Questions Linger As Malaysia Marks Two Years Since MH370

March 8, 2016 – Investigators probing the MH370 mystery will release an annual statement, and Malaysia’s parliament will observe a solemn moment of silence to mark two years since the plane’s baffling disappearance.

The anniversary rolls around with relatives increasingly anxious over plans to end the challenging search for an Indian Ocean crash site and with Malaysia Airlines facing a slew of lawsuits over the disaster.

Malaysia, however, said it remained hopeful that MH370 will be found. In a statement issued on Mar 8 (Tuesday), Malaysia’s Prime Minister Najib Razak said Malaysia remain committed to doing everything within their means to solving what is an agonising mystery for the loved ones of those who were lost.

“The current search operation is expected to be completed later this year, and we remain hopeful that MH370 will be found in the 120,000 square kilometre area under investigation. If it is not, then Malaysia, Australia and China will hold a tripartite meeting to determine the way forward.”

A team of international investigators set up nearly two years ago will issue an annual update of its findings at 3.00pm in Kuala Lumpur.

There has been no indication the statement would contain new insights into what actually happened on Mar 8, 2014, when the plane vanished during an overnight flight from Kuala Lumpur to Beijing with 239 passengers and crew.

The team includes investigators from the US National Transport Safety Board (NTSB) and its counterparts from other countries. It is required under international rules to release an annual statement regardless of whether new information has emerged.
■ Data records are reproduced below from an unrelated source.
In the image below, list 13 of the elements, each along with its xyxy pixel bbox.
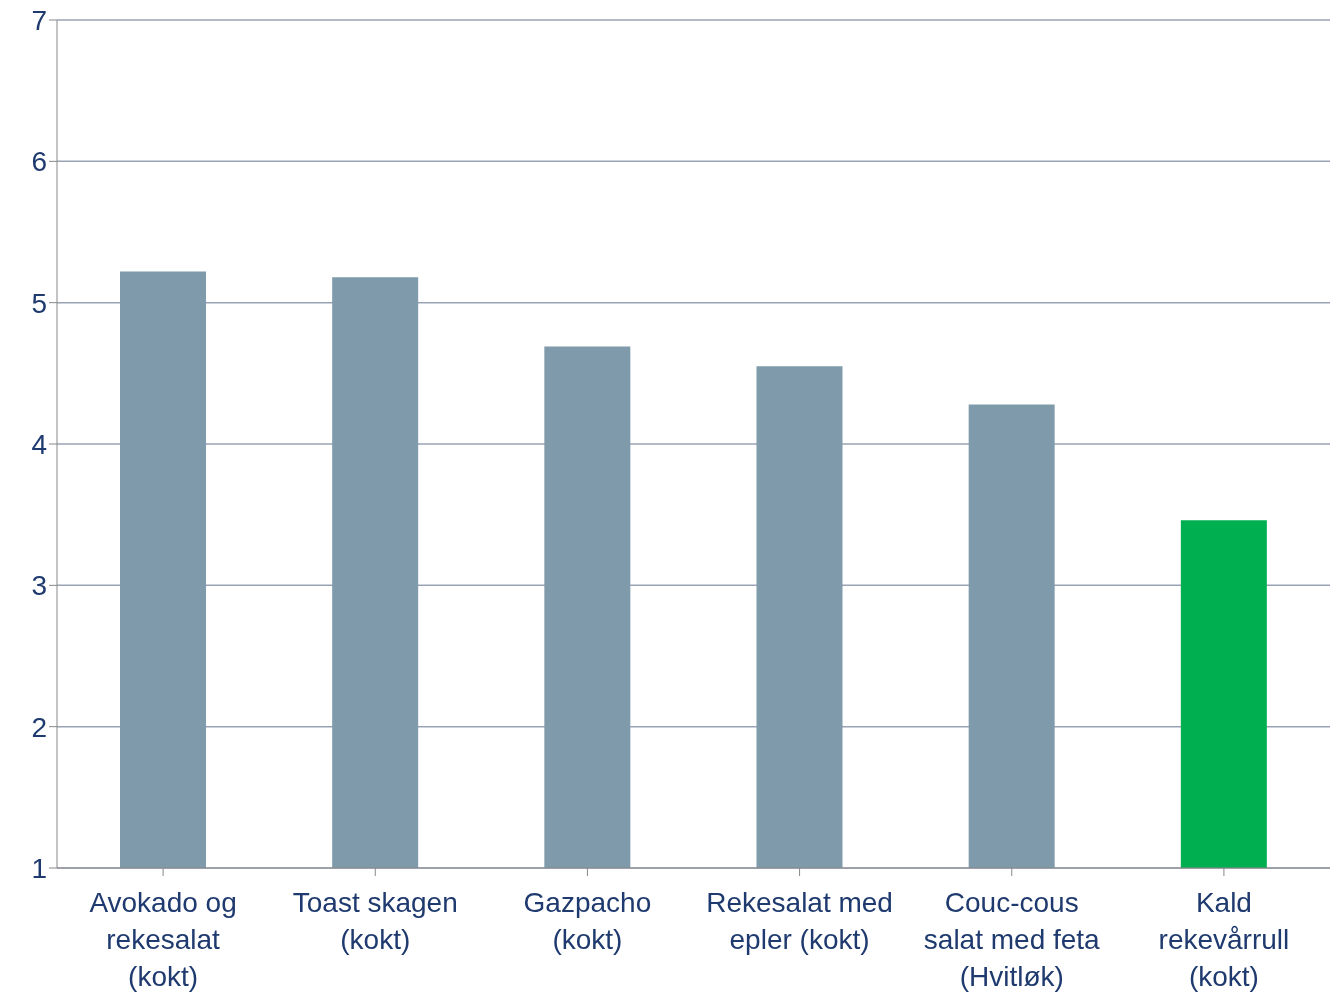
- y-tick-label: 7: [31, 4, 47, 36]
- x-tick-label: Avokado og rekesalat (kokt): [89, 887, 237, 992]
- x-tick-label: Gazpacho (kokt): [523, 887, 652, 955]
- x-tick-label: Rekesalat med epler (kokt): [706, 887, 893, 955]
- y-tick-label: 6: [31, 146, 47, 178]
- x-tick-label: Toast skagen (kokt): [292, 887, 458, 955]
- x-tick-label: Kald rekevårrull (kokt): [1158, 887, 1290, 992]
- y-tick-label: 4: [31, 428, 47, 460]
- y-tick-label: 2: [31, 711, 47, 743]
- y-tick-label: 3: [31, 570, 47, 602]
- x-tick-label: Couc-cous salat med feta (Hvitløk): [923, 887, 1101, 992]
- y-tick-label: 1: [31, 852, 47, 884]
- y-tick-label: 5: [31, 287, 47, 319]
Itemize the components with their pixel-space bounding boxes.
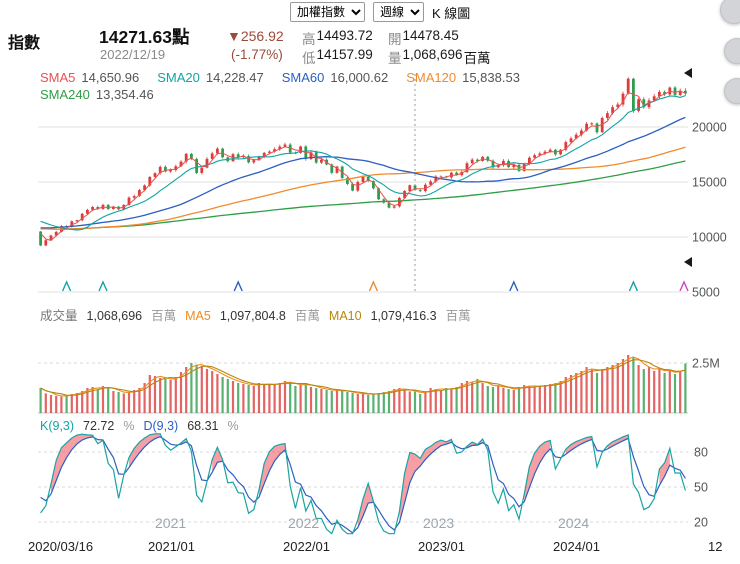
high-label: 高 — [302, 32, 316, 47]
sma120-value: 15,838.53 — [462, 70, 520, 85]
volume-ma5-label: MA5 — [185, 309, 211, 323]
volume-ma5-unit: 百萬 — [294, 309, 320, 323]
open-readout: 開 14478.45 — [388, 28, 459, 48]
event-markers — [61, 280, 689, 292]
kd-indicator-chart[interactable]: 80 50 20 — [0, 426, 740, 538]
sma120-label: SMA120 — [406, 70, 457, 85]
k-label: K(9,3) — [40, 419, 75, 433]
price-change: ▼256.92 — [227, 28, 284, 44]
candles — [39, 77, 687, 247]
volume-bars — [39, 355, 687, 413]
period-select[interactable]: 週線 — [373, 2, 424, 22]
sma5-value: 14,650.96 — [81, 70, 140, 85]
range-handle-bottom-icon[interactable] — [684, 257, 692, 267]
price-axis-tick: 15000 — [692, 176, 727, 190]
volume-legend: 成交量 1,068,696 百萬 MA5 1,097,804.8 百萬 MA10… — [40, 305, 471, 324]
volume-ma5-value: 1,097,804.8 — [219, 309, 286, 323]
volume-series-value: 1,068,696 — [86, 309, 143, 323]
k-value: 72.72 — [83, 419, 115, 433]
index-select[interactable]: 加權指數 — [290, 2, 365, 22]
range-handle-top-icon[interactable] — [684, 68, 692, 78]
main-price-chart[interactable]: 20000 15000 10000 5000 — [0, 66, 740, 302]
x-axis-label-2022: 2022/01 — [283, 539, 330, 554]
volume-ma10-value: 1,079,416.3 — [370, 309, 437, 323]
kd-axis-tick: 80 — [694, 446, 708, 460]
floating-widget-button-1[interactable] — [720, 0, 740, 24]
sma-legend-row2: SMA240 13,354.46 — [40, 87, 154, 102]
index-price: 14271.63點 — [99, 27, 190, 47]
price-axis-tick: 20000 — [692, 121, 727, 135]
price-axis-tick: 10000 — [692, 231, 727, 245]
k-unit: % — [123, 419, 135, 433]
sma240-value: 13,354.46 — [95, 87, 154, 102]
quote-date: 2022/12/19 — [100, 47, 166, 62]
sma-lines — [40, 90, 686, 241]
d-value: 68.31 — [187, 419, 219, 433]
price-axis-tick: 5000 — [692, 286, 720, 300]
volume-series-label: 成交量 — [40, 309, 78, 323]
low-readout: 低 14157.99 — [302, 47, 373, 67]
year-watermark-2024: 2024 — [558, 515, 590, 531]
floating-widget-button-2[interactable] — [724, 38, 740, 64]
low-value: 14157.99 — [316, 47, 373, 62]
volume-series-unit: 百萬 — [151, 309, 177, 323]
d-unit: % — [227, 419, 239, 433]
sma60-label: SMA60 — [281, 70, 325, 85]
volume-value: 1,068,696 — [402, 47, 463, 62]
open-label: 開 — [388, 32, 402, 47]
x-axis-label-2024: 2024/01 — [553, 539, 600, 554]
sma20-value: 14,228.47 — [205, 70, 264, 85]
volume-readout: 量 1,068,696 百萬 — [388, 47, 491, 67]
sma-legend-row1: SMA5 14,650.96 SMA20 14,228.47 SMA60 16,000… — [40, 70, 520, 85]
d-label: D(9,3) — [143, 419, 179, 433]
year-watermark-2022: 2022 — [288, 515, 320, 531]
kd-lines — [40, 433, 686, 535]
volume-ma10-unit: 百萬 — [445, 309, 471, 323]
sma240-label: SMA240 — [40, 87, 90, 102]
volume-chart[interactable]: 2.5M — [0, 322, 740, 417]
x-axis-label-end: 12 — [708, 539, 723, 554]
toolbar: 加權指數 週線 K 線圖 — [290, 2, 470, 22]
kd-axis-tick: 50 — [694, 481, 708, 495]
volume-unit: 百萬 — [463, 51, 491, 66]
low-label: 低 — [302, 51, 316, 66]
chart-type-label: K 線圖 — [432, 6, 471, 21]
year-watermark-2023: 2023 — [423, 515, 455, 531]
x-axis-label-2021: 2021/01 — [148, 539, 195, 554]
x-axis-label-2023: 2023/01 — [418, 539, 465, 554]
volume-axis-tick: 2.5M — [692, 357, 720, 371]
sma5-label: SMA5 — [40, 70, 76, 85]
kd-gridlines: 80 50 20 — [38, 446, 708, 530]
x-axis-label-start: 2020/03/16 — [28, 539, 94, 554]
volume-ma10-label: MA10 — [328, 309, 362, 323]
volume-ma-lines — [40, 356, 686, 397]
price-gridlines: 20000 15000 10000 5000 — [38, 121, 727, 300]
kd-axis-tick: 20 — [694, 516, 708, 530]
sma20-label: SMA20 — [157, 70, 200, 85]
volume-label: 量 — [388, 51, 402, 66]
high-readout: 高 14493.72 — [302, 28, 373, 48]
high-value: 14493.72 — [316, 28, 373, 43]
price-change-pct: (-1.77%) — [231, 47, 283, 62]
kd-legend: K(9,3) 72.72 % D(9,3) 68.31 % — [40, 419, 239, 433]
sma60-value: 16,000.62 — [330, 70, 389, 85]
year-watermark-2021: 2021 — [155, 515, 187, 531]
open-value: 14478.45 — [402, 28, 459, 43]
page-title: 指數 — [8, 35, 41, 52]
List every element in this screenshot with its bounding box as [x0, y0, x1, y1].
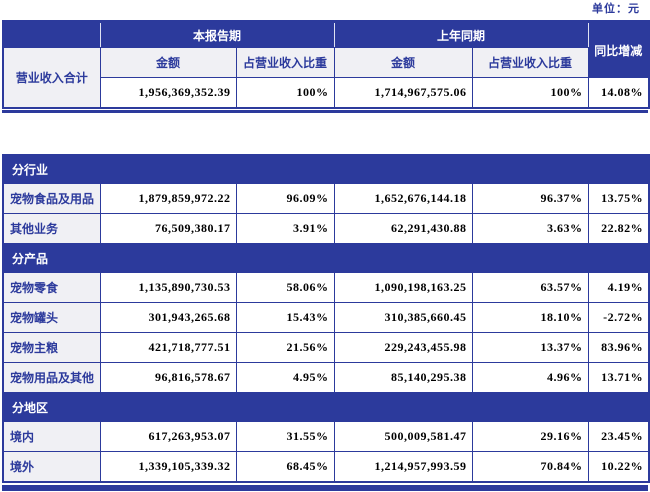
prior-ratio-cell: 63.57%	[471, 272, 589, 303]
row-label: 境外	[2, 451, 101, 482]
current-ratio-cell: 4.95%	[235, 362, 335, 393]
section-title: 分地区	[2, 392, 650, 422]
current-amount-cell: 76,509,380.17	[99, 213, 237, 244]
current-ratio-cell: 21.56%	[235, 332, 335, 363]
row-label: 境内	[2, 421, 101, 452]
current-amount-cell: 1,339,105,339.32	[99, 451, 237, 482]
yoy-cell: 10.22%	[587, 451, 650, 482]
table-row: 宠物用品及其他 96,816,578.67 4.95% 85,140,295.3…	[2, 362, 650, 393]
yoy-cell: 22.82%	[587, 213, 650, 244]
subheader-row: 营业收入合计 金额 占营业收入比重 金额 占营业收入比重	[2, 47, 649, 108]
yoy-cell: -2.72%	[587, 302, 650, 333]
prior-amount-cell: 85,140,295.38	[333, 362, 473, 393]
current-ratio-cell: 15.43%	[235, 302, 335, 333]
prior-amount-cell: 500,009,581.47	[333, 421, 473, 452]
current-amount-cell: 96,816,578.67	[99, 362, 237, 393]
prior-amount-cell: 62,291,430.88	[333, 213, 473, 244]
row-label: 宠物主粮	[2, 332, 101, 363]
current-amount-cell: 1,879,859,972.22	[99, 183, 237, 214]
subheader-amount-current: 金额	[99, 47, 237, 78]
prior-amount-cell: 1,652,676,144.18	[333, 183, 473, 214]
subheader-ratio-current: 占营业收入比重	[235, 47, 335, 78]
prior-amount-cell: 1,214,957,993.59	[333, 451, 473, 482]
row-label: 宠物罐头	[2, 302, 101, 333]
revenue-summary-table: 本报告期 上年同期 同比增减 营业收入合计 金额 占营业收入比重 金额 占营业收…	[2, 20, 650, 109]
unit-label: 单位：元	[592, 3, 640, 15]
prior-ratio-cell: 4.96%	[471, 362, 589, 393]
yoy-cell: 14.08%	[587, 77, 650, 108]
yoy-cell: 13.71%	[587, 362, 650, 393]
revenue-breakdown-table: 分行业 宠物食品及用品 1,879,859,972.22 96.09% 1,65…	[2, 153, 650, 483]
summary-table-bottom-bar	[2, 109, 648, 113]
current-amount-cell: 1,956,369,352.39	[99, 77, 237, 108]
prior-ratio-cell: 70.84%	[471, 451, 589, 482]
header-prior-period: 上年同期	[333, 21, 589, 48]
current-ratio-cell: 31.55%	[235, 421, 335, 452]
current-amount-cell: 1,135,890,730.53	[99, 272, 237, 303]
prior-ratio-cell: 13.37%	[471, 332, 589, 363]
current-amount-cell: 421,718,777.51	[99, 332, 237, 363]
yoy-cell: 4.19%	[587, 272, 650, 303]
total-revenue-label: 营业收入合计	[2, 47, 101, 108]
prior-ratio-cell: 100%	[471, 77, 589, 108]
prior-amount-cell: 310,385,660.45	[333, 302, 473, 333]
yoy-cell: 23.45%	[587, 421, 650, 452]
section-gap	[0, 113, 650, 154]
prior-ratio-cell: 96.37%	[471, 183, 589, 214]
row-label: 宠物用品及其他	[2, 362, 101, 393]
prior-ratio-cell: 3.63%	[471, 213, 589, 244]
table-row: 境外 1,339,105,339.32 68.45% 1,214,957,993…	[2, 451, 650, 482]
table-row: 宠物主粮 421,718,777.51 21.56% 229,243,455.9…	[2, 332, 650, 363]
next-section-bar	[2, 484, 648, 491]
section-header-industry: 分行业	[2, 154, 650, 184]
row-label: 宠物零食	[2, 272, 101, 303]
total-revenue-row: 1,956,369,352.39 100% 1,714,967,575.06 1…	[3, 77, 650, 108]
prior-amount-cell: 1,714,967,575.06	[333, 77, 473, 108]
header-current-period: 本报告期	[99, 21, 335, 48]
section-title: 分产品	[2, 243, 650, 273]
current-amount-cell: 617,263,953.07	[99, 421, 237, 452]
subheader-ratio-prior: 占营业收入比重	[471, 47, 589, 78]
section-header-region: 分地区	[2, 392, 650, 422]
table-row: 宠物食品及用品 1,879,859,972.22 96.09% 1,652,67…	[2, 183, 650, 214]
section-title: 分行业	[2, 154, 650, 184]
current-ratio-cell: 58.06%	[235, 272, 335, 303]
prior-amount-cell: 229,243,455.98	[333, 332, 473, 363]
prior-amount-cell: 1,090,198,163.25	[333, 272, 473, 303]
yoy-cell: 13.75%	[587, 183, 650, 214]
row-label: 宠物食品及用品	[2, 183, 101, 214]
current-amount-cell: 301,943,265.68	[99, 302, 237, 333]
subheader-amount-prior: 金额	[333, 47, 473, 78]
prior-ratio-cell: 29.16%	[471, 421, 589, 452]
table-row: 宠物零食 1,135,890,730.53 58.06% 1,090,198,1…	[2, 272, 650, 303]
yoy-cell: 83.96%	[587, 332, 650, 363]
prior-ratio-cell: 18.10%	[471, 302, 589, 333]
header-corner-cell	[2, 21, 101, 48]
table-row: 宠物罐头 301,943,265.68 15.43% 310,385,660.4…	[2, 302, 650, 333]
row-label: 其他业务	[2, 213, 101, 244]
section-header-product: 分产品	[2, 243, 650, 273]
current-ratio-cell: 68.45%	[235, 451, 335, 482]
period-header-row: 本报告期 上年同期 同比增减	[2, 21, 650, 78]
table-row: 境内 617,263,953.07 31.55% 500,009,581.47 …	[2, 421, 650, 452]
header-yoy-change: 同比增减	[587, 21, 650, 78]
current-ratio-cell: 3.91%	[235, 213, 335, 244]
current-ratio-cell: 100%	[235, 77, 335, 108]
table-row: 其他业务 76,509,380.17 3.91% 62,291,430.88 3…	[2, 213, 650, 244]
current-ratio-cell: 96.09%	[235, 183, 335, 214]
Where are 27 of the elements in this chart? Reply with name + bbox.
Its first report, issued on the one-year anniversary, shed no new light on what remains one of aviation’s greatest mysteries. Analysts believe MH370 veered far off course to the remote southern Indian Ocean, where it went down.

Theories of what caused the disappearance include a possible mechanical or structural failure, a hijacking or terror plot, or rogue pilot action. But nothing has emerged to support any single scenario.

An extensive two-year search led by Australia, which aims to locate debris on the seafloor and possibly retrieve the black boxes, has come up empty.

A wing fragment was found on an island thousands of kilometres from the search area last July and later confirmed to be from MH370, the first proof that the plane went down.

Two new pieces of debris found in the past week have raised anticipation ahead of the anniversary, but are yet to be confirmed as from MH370.